Quel juge revoit l’astreinte quand la décision est frappée d’appel?

L’astreinte est une condamnation accessoire qui vise à assurer l’exécution d’une condamnation principale de faire ou de ne pas faire (pas une condamnation pécuniaire).

Il s’agit, par exemple, de la condamnation à charge d’un occupant expulsé à payer un montant par jour de retard à délaisser les lieux.

L’article 1385quinquies, alinéa 1er, du Code judiciaire dispose que « Le juge qui a ordonné l’astreinte peut en prononcer la suppression, en suspendre le cours durant le délai qu’il indique ou la réduire, à la demande du condamné, si celui-ci est dans l’impossibilité définitive ou temporaire, totale ou partielle de satisfaire à la condamnation principale.

Que se passe-t-il lorsque le jugement qui a ordonné les astreintes fait l’objet d’un appel tendant, justement, à supprimer ces astreintes.

Est-il encore possible de revenir devant le premier juge pour réduire ou supprimer ces astreintes sur base de l’article 1385quinquies ?

Le juge qui a ordonné l’astreinte devient, par l’effet dévolutif de l’article 1068 du Code judiciaire, le juge Cour d’appel.

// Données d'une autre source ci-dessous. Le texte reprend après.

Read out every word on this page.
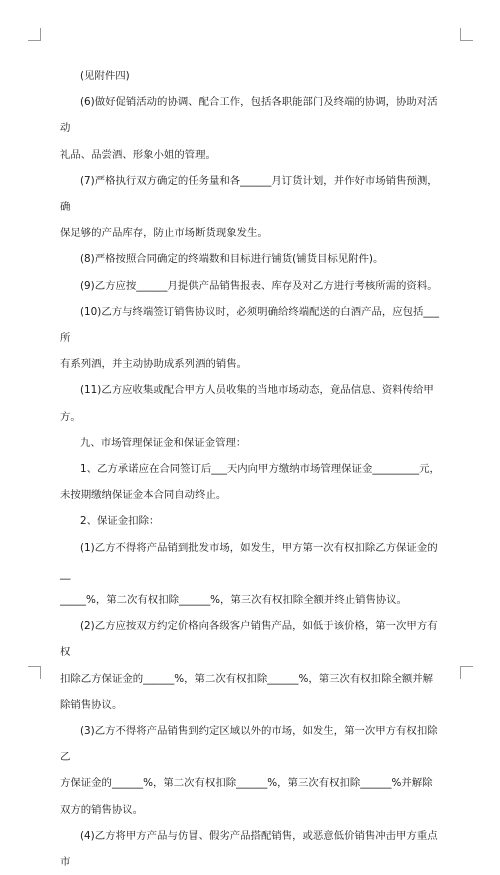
(见附件四)

(6)做好促销活动的协调、配合工作，包括各职能部门及终端的协调，协助对活动

礼品、品尝酒、形象小姐的管理。

(7)严格执行双方确定的任务量和各______月订货计划，并作好市场销售预测，确

保足够的产品库存，防止市场断货现象发生。

(8)严格按照合同确定的终端数和目标进行铺货(铺货目标见附件)。

(9)乙方应按______月提供产品销售报表、库存及对乙方进行考核所需的资料。

(10)乙方与终端签订销售协议时，必须明确给终端配送的白酒产品，应包括___所

有系列酒，并主动协助成系列酒的销售。

(11)乙方应收集或配合甲方人员收集的当地市场动态，竟品信息、资料传给甲方。

九、市场管理保证金和保证金管理：

1、乙方承诺应在合同签订后___天内向甲方缴纳市场管理保证金_________元，

未按期缴纳保证金本合同自动终止。

2、保证金扣除：

(1)乙方不得将产品销到批发市场，如发生，甲方第一次有权扣除乙方保证金的__

_____%，第二次有权扣除______%，第三次有权扣除全额并终止销售协议。

(2)乙方应按双方约定价格向各级客户销售产品，如低于该价格，第一次甲方有权

扣除乙方保证金的______%，第二次有权扣除______%，第三次有权扣除全额并解

除销售协议。

(3)乙方不得将产品销售到约定区域以外的市场，如发生，第一次甲方有权扣除乙

方保证金的______%，第二次有权扣除______%，第三次有权扣除______%并解除

双方的销售协议。

(4)乙方将甲方产品与仿冒、假劣产品搭配销售，或恶意低价销售冲击甲方重点市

En décider autrement reviendrait à modifier un dispositif assorti d’astreintes alors qu’il est soumis à réforme du juge d’appel. Celui-ci statuerait sur des astreintes qui pourraient ne plus exister.

Il ne pourrait en être autrement que si l’appel ne portait pas sur les astreintes mais seulement sur la condamnation principale.

Toutefois, l’article 1385quinquies est formel, c’est le juge qui a ordonné l’astreinte qui peut en prononcer la suppression ou la réduire, donc le premier juge et non le juge d’appel.

Dabs une affaire où le juge d’appel avait confirmé les astreintes, la Cour Benelux avait répondu qu’il appartenait au premier juge et non au juge d’appel, de statuer sur une demande en suppression ou en réduction (Cour Benelux, 15 avril 1992, www.courbeneluxhof.be).

Cette position est logique car, après que le juge d’appel ait statué et vidé sa saisine, il n’existe plus d’effet dévolutif.

Mais qu’en est-il si le juge d’appel ne s’est pas encore prononcé ?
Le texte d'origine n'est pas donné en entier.